As the data still contains artifacts which was caused by body movements. We applied NMF to factorize the data so as to extract important features and reduced the artifacts. In this experiment, the dimension of factorized data is 6. Figure 2 shows a heat map of the factorized data representing a change of the auditory features. The intensity of color indicates the degree of correlation with each factor.

NMF factorizes a matrix according to non-negative constraints. The bases tend to represent local features of the data, namely “parts.” As the parts can better correspond to intuitive notions by humans, it is useful to visualize and understand auditory contexts. The bases of other methods, such as principal component analysis and vector quantization, do not always correspond to the intuitive notions [10].

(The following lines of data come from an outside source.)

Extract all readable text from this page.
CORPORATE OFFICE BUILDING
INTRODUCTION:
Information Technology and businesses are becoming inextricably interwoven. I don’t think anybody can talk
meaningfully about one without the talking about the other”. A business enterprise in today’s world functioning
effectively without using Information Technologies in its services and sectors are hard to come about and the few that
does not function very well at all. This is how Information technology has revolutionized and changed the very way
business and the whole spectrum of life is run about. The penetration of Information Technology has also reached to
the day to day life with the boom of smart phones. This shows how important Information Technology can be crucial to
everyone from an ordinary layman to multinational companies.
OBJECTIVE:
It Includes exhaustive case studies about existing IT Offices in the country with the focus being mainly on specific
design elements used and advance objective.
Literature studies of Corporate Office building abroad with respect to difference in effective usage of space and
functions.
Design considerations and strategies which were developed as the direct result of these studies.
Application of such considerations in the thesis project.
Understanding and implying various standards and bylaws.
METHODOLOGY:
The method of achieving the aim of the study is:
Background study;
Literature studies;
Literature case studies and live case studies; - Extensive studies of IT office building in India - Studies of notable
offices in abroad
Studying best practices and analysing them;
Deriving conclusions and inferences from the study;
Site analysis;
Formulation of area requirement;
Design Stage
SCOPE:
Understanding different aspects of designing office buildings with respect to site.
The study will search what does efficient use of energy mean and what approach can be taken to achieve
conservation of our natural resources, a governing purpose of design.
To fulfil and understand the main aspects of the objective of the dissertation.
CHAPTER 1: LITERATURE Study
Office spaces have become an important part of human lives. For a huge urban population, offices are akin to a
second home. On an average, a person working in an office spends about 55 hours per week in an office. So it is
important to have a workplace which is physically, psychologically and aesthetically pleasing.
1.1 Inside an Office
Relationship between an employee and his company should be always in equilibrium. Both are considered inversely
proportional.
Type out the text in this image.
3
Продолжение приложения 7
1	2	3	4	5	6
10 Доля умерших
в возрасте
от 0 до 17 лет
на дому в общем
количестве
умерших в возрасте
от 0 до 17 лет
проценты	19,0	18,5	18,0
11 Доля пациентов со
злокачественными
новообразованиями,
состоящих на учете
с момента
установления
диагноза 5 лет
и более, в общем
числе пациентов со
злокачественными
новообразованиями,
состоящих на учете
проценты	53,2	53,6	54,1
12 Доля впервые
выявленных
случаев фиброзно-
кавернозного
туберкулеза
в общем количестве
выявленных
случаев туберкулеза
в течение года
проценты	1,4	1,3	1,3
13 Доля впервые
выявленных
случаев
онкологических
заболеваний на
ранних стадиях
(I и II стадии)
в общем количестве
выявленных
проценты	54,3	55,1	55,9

Then we classified each vector in the factorized data using k-means clustering (k = 4). The clustering was based on Euclidean distance of the 6 features of each period.

Figure 3 is a line graph that plotting the class labels, 0–3, assigned to each period along a time axis. We can see that consecutive periods tend to be classified into the same cluster. This means that we have succeeded in extracting temporally continuous acoustic features and segmenting the time-series data into four contextual periods. Additionally, the extracted features roughly correspond to actual contexts, such as riding a bicycle and eating at home.

Fig. 3.
figure 3

Transitions of the auditory contexts classified by k-means clustering.

4 Discussion and Future Work

This study is at the preliminary stage, so there are a lot of issues to realize the system that senses and shares auditory context information using the wearable devices.

An issue is when and where context information is extracted from the sensing data and how it is shared. The analysis in this study is performed offline on a personal computer. If we share the context information on wearable devices, we require to design the total architecture of the service system, which includes designing communication, data processing architecture, and user interactions. Designing efficient architecture with limited computation resources of wearable devices is future work.

Considering the privacy issue, the system is not designed to record raw sound data. So it is difficult to validate the correctness of extracted context information based on the raw data. To scale up the prototype to practical service, more sophisticated unsupervised (or sem-unsupervised) approaches should be required.

5 Conclusion

We have shown the prototype of our wearable ambient sound sensing system by using smart watches. We experimentally obtained ambient sound data sensed by the system and analyzed the data to extract context information. In the analysis, we formalized the context extraction process as an unsupervised segmentation of multi-dimensional time-series data and applied NMF and k-means clustering to the segmentation. We confirm that the periods segmented by the analysis roughly corresponded to actual contexts.